I get great results from Copilot, but that's because I do a bunch of things to help it work for me.

One example: I'll often paste in a big chunk of text - the class definition for an ORM model for example - then use Copilot to write code that uses that class, then delete the code I pasted in again later.

Or I'll add a few lines of comments describing what I'm about to do, and let Copilot write that code for me.

Did you try the trick where you paste in a bunch of code and then start writing tests for it and Copilot spits out the test code for you?

A few more notes about how I've used Copilot here:

- https://til.simonwillison.net/gpt3/writing-test-with-copilot

- https://til.simonwillison.net/gpt3/reformatting-text-with-co...

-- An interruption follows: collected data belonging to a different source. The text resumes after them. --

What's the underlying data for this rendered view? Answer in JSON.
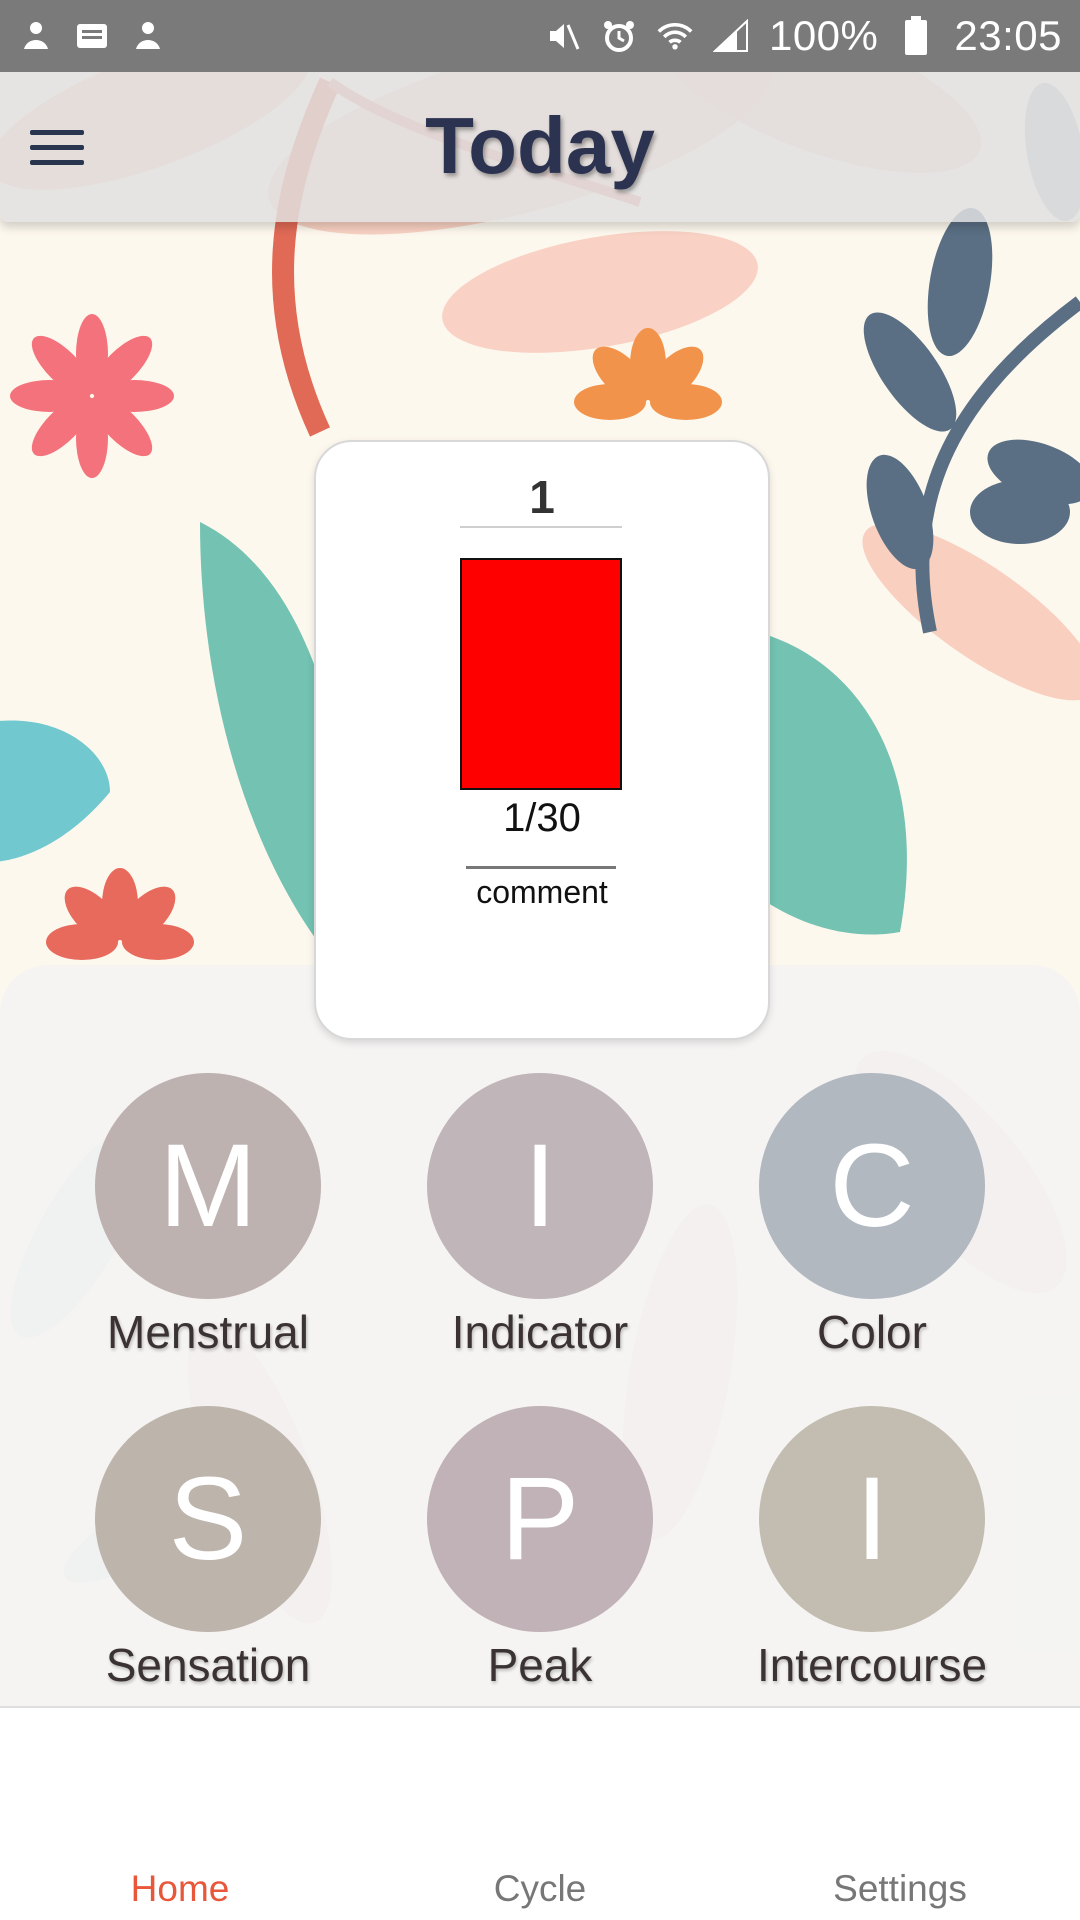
{
  "status_bar": {
    "battery_percent": "100%",
    "time": "23:05",
    "left_icons": [
      "notification-icon",
      "message-icon",
      "notification-icon"
    ],
    "right_icons": [
      "mute-icon",
      "alarm-icon",
      "wifi-icon",
      "signal-icon",
      "battery-icon"
    ]
  },
  "app_bar": {
    "title": "Today",
    "menu_icon": "hamburger-menu-icon"
  },
  "day_card": {
    "day_number": "1",
    "stamp_color": "#ff0000",
    "cycle_day": "1/30",
    "comment": "comment"
  },
  "options": [
    {
      "letter": "M",
      "label": "Menstrual",
      "color": "#bdb2b0"
    },
    {
      "letter": "I",
      "label": "Indicator",
      "color": "#c0b5b9"
    },
    {
      "letter": "C",
      "label": "Color",
      "color": "#b1b8c0"
    },
    {
      "letter": "S",
      "label": "Sensation",
      "color": "#bdb4ac"
    },
    {
      "letter": "P",
      "label": "Peak",
      "color": "#c0b2b6"
    },
    {
      "letter": "I",
      "label": "Intercourse",
      "color": "#c2bdb0"
    }
  ],
  "bottom_nav": {
    "items": [
      "Home",
      "Cycle",
      "Settings"
    ],
    "active": "Home",
    "active_color": "#e8573a"
  }
}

I've also used Copilot to take educated guesses at things - like an inline mini-ChatGPT - with good results:

- https://til.simonwillison.net/gpt3/guessing-amazon-urls

As with so many other AI tools, Copilot is desperately lacking detailed documentation. It's not at all obvious how to get the most out of it.

2 comments

I sometimes prompt Copilot with if statements and var declarations and it actually ends up suggesting missed corner cases and fixing bugs. Definitely, there's an art and form to using it.

I wonder if this quest for the perfect prompt is dumbing me down, though.

Using Copilot has taught me how to write better code comments. And the improved comment quality benefits everyone, not just the AI.

Even something as simple as adding a doc block for a method can boost the quality quite a bit.

I could live without it, but I'd also keep paying if the price increased.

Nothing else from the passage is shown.